Chanukah and Christmas are over. The light of these holidays helped many of us get through the darkest time of the year, symbolizing and encouraging hope in the midst of darkness. There were parties. There were gifts. There were colorful posts to be seen on Facebook and good cheer shining forth on our smart phones, tablets, and computer screens.
That said, I’m always relieved when the holidays are over. I worry about not doing enough, not feeling cheerful enough, not meeting everyone’s expectations, not fitting in. I’m old enough to know that Chanukah is a minor holiday, and old enough to have grown up in a time when there was no way that Chanukah could measure up to Christmas. Maybe this is still true for most Jews, but when I was a child there wasn’t even an attempt to make it meaningful and exciting. Also, now that I know the real story of Chanukah, I understand why the rabbis of old wrote the miracle of the oil part rather than focusing on celebrating the victory of the Maccabees during a civil war.

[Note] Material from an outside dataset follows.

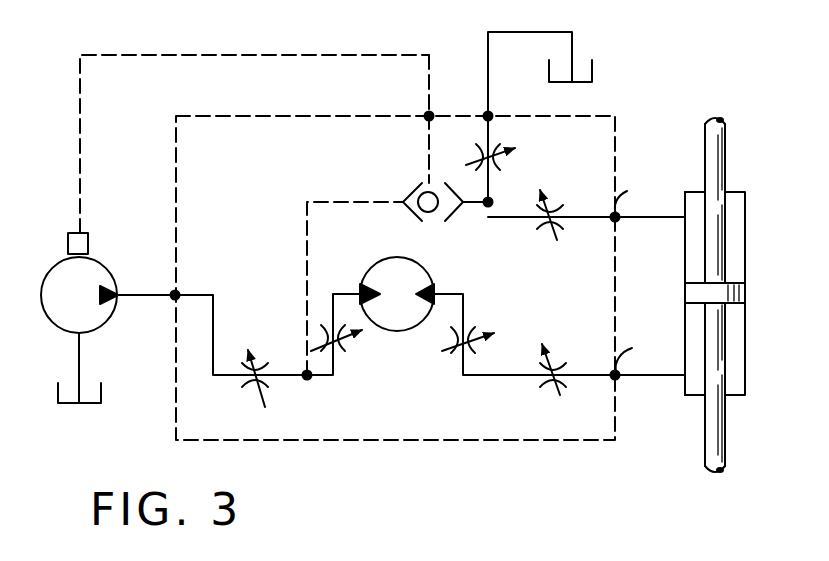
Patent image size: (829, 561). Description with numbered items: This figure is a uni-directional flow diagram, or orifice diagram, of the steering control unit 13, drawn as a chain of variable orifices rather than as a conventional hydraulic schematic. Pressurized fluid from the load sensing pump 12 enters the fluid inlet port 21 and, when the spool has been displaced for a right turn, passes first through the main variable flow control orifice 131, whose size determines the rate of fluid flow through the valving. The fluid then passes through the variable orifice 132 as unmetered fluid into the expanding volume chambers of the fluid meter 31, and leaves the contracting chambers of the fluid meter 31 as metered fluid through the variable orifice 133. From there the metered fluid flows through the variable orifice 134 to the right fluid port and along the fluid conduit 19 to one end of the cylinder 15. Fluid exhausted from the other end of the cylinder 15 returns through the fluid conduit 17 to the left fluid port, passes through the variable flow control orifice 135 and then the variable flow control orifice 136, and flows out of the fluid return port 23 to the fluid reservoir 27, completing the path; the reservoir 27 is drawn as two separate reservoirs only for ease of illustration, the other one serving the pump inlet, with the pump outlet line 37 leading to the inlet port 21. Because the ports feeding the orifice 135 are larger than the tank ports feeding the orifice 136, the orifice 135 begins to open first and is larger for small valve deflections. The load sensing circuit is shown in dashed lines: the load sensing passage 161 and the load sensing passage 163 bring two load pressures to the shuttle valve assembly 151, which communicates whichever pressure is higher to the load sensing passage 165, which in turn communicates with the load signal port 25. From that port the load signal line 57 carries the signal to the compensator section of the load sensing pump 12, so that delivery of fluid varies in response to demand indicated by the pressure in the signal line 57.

Where does this leave me? Every year I try to find meaning in Chanukah and Christmas. I will not ignore Christmas, as I was encouraged to do as a child. I want to understand my Christian friends and family. So, what meaning do I find in these winter holidays? Now, for me, Chanukah is about light in darkness, hope in the middle of despair, and the importance of individual choice regarding religious practice, and Christmas is about new beginnings and the potential of a helpless baby to develop and become compassionate and loving. As a humanist I believe that we all can be hopeful, free, compassionate, and loving.